Friends have challenged me on my interpretations of Church leadership.  Does God even give actual authority to elders, or is it more about responsibilities and respect?  Does an elder have a right to tell me when and where and how or how not to use my spiritual gifts? Can he tell me to go on a mission trip or to host a poor family in my home or to quit my job? Could a father or a husband? Do I have to get approval from my authority for every choice I make? If not, how do I know which ones to get his ok on?  Do those who were formerly under authority and are appointed to equal authority really exercise equal authority?  Who are elders accountable to?

 

I’m also wondering whether men, in general, ought to be followed by women, or only specific men: husbands, fathers, Church elders.  Paul says he does not permit a woman to have authority over a man (in church), and cites the order of creation, but does that mean women ought to never lead a man? Or is it bad to submit to a man who does not have a specific authority position over you (husband, father, elder)?  If a man has (any kind of) authority, does that mean he gets to tell you what to do (make me a sandwich; read this book; call your parents) or is the authority different somehow? Does it matter the sphere of authority?

 

One book I read as a study in discipline is a parenting book called Shepherding a Child’s Heart by Tedd Tripp.  It raised more questions.  What happens when kids become adults – do parents have the same authority over them? If a parent’s authority is derived from their responsibility before God to train up their children, then is it ok for other people to help parents?  Are there limits to the amount of a parent’s job that a babysitter, teacher, friend, or relative can take – can they discipline?

 

One point Mr.
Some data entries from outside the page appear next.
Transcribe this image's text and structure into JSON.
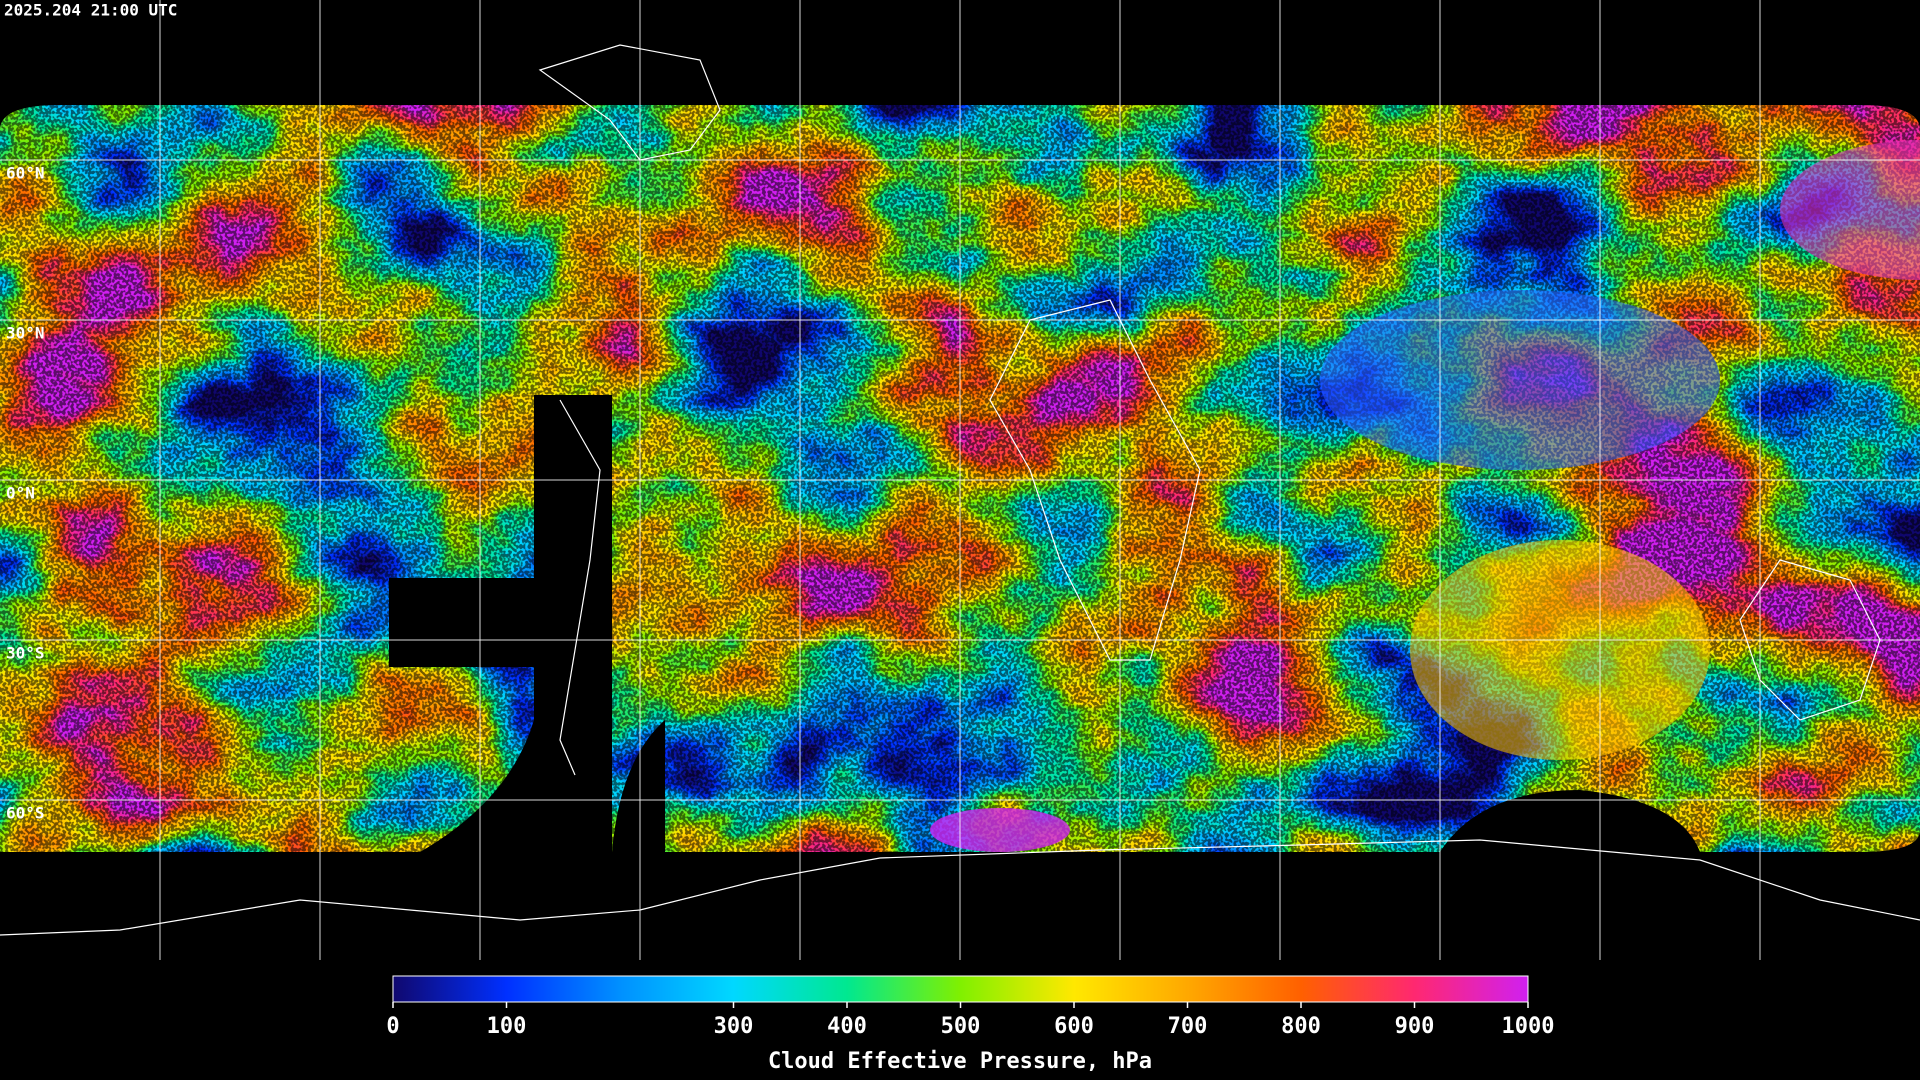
{
  "header": {
    "timestamp": "2025.204 21:00 UTC"
  },
  "map": {
    "latitude_lines": [
      {
        "value": 60,
        "label": "60°N"
      },
      {
        "value": 30,
        "label": "30°N"
      },
      {
        "value": 0,
        "label": "0°N"
      },
      {
        "value": -30,
        "label": "30°S"
      },
      {
        "value": -60,
        "label": "60°S"
      }
    ],
    "grid_color": "#ffffff"
  },
  "colorbar": {
    "title": "Cloud Effective Pressure, hPa",
    "range": [
      0,
      1000
    ],
    "ticks": [
      0,
      100,
      300,
      400,
      500,
      600,
      700,
      800,
      900,
      1000
    ],
    "colors": [
      "#10086e",
      "#0030ff",
      "#0090ff",
      "#00d8ff",
      "#00e890",
      "#80f000",
      "#ffe800",
      "#ffa800",
      "#ff6000",
      "#ff2870",
      "#d020f0"
    ]
  }
}
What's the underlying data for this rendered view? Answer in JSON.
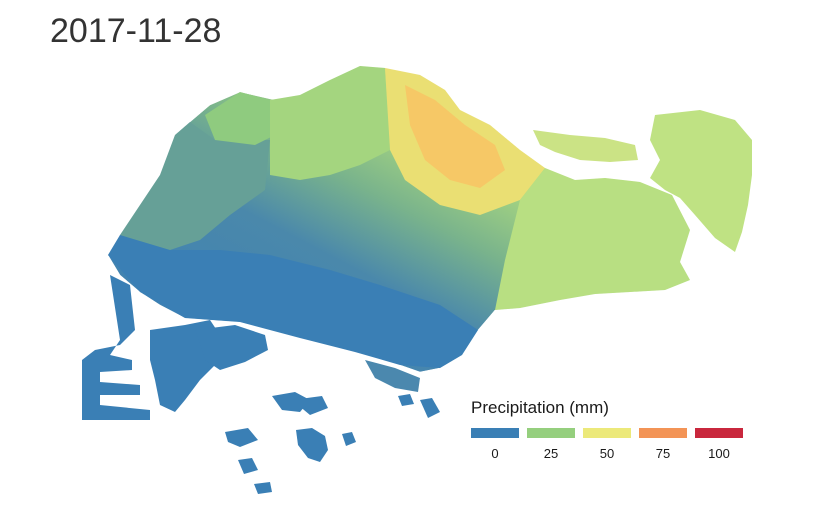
{
  "title": "2017-11-28",
  "legend": {
    "title": "Precipitation (mm)",
    "colors": [
      "#3a7fb5",
      "#95cf7e",
      "#ece97a",
      "#f39456",
      "#c9273d"
    ],
    "ticks": [
      "0",
      "25",
      "50",
      "75",
      "100"
    ]
  },
  "map": {
    "region": "Singapore",
    "fill_colors": {
      "west_coast": "#3a7fb5",
      "southwest": "#4b88ae",
      "west_central": "#66a097",
      "northwest": "#8fcb7f",
      "central_north": "#a4d57f",
      "northeast": "#f3d36a",
      "northeast_core": "#fbb969",
      "east": "#b8df82",
      "pulau_ubin": "#cbe385",
      "pulau_tekong": "#bfe283",
      "southern_islands": "#3a7fb5"
    }
  }
}
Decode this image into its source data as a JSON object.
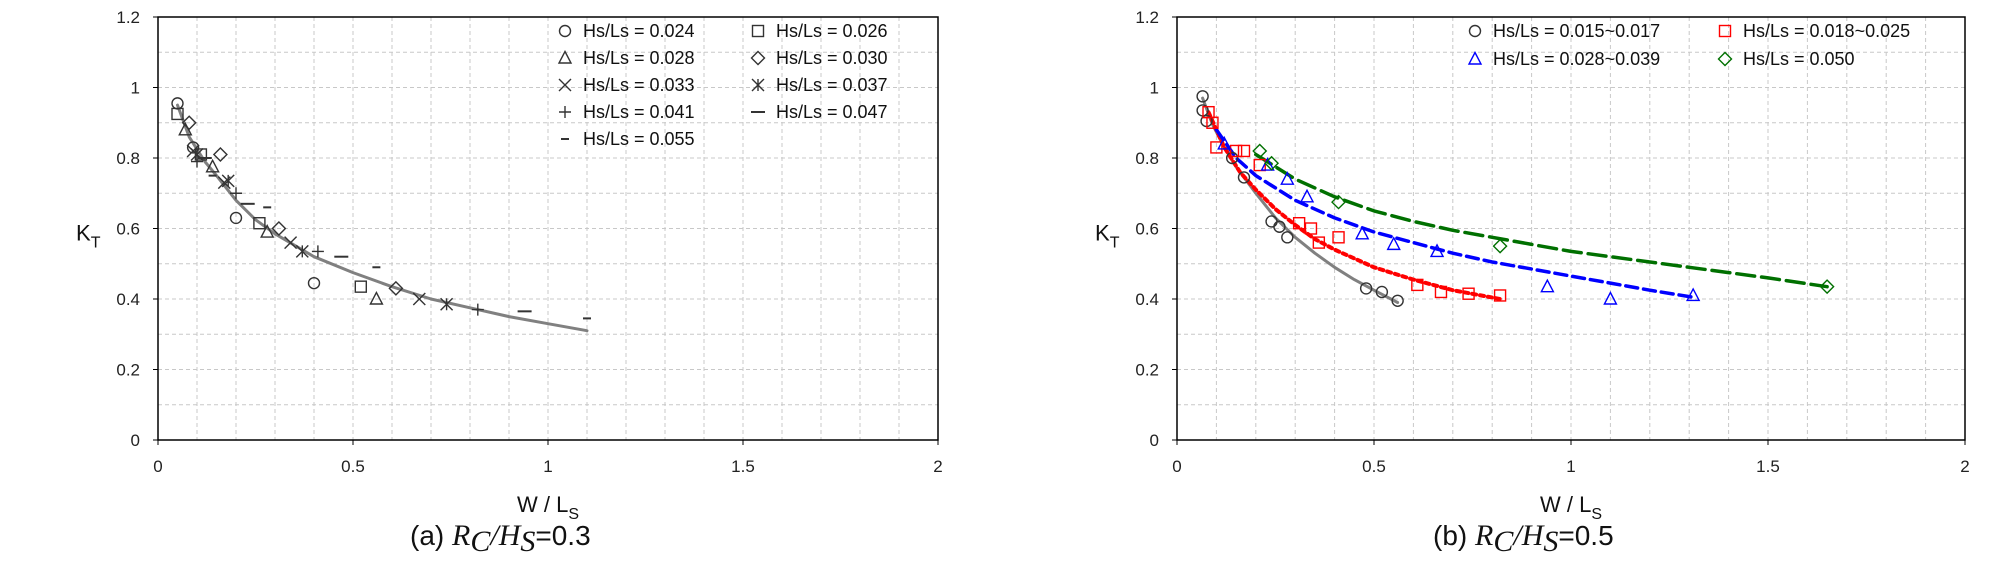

Tripp really tries to drive home is that parents don’t have authority because they are bigger, older, better, stronger, or smarter.  They have authority as God’s representatives to their children.  Therefore, they don’t get to decide what purposes – and in some cases, which means – they have in raising their children.  Training is not for the parent’s convenience or pleasure.  They must be good examples of submission (to God) for their children, who are likewise learning to submit (to parents and God).  The children are not theirs; they are God’s.  So God says parents are authorities, not buddies; trainers, not dictators; fellow humans, not gods.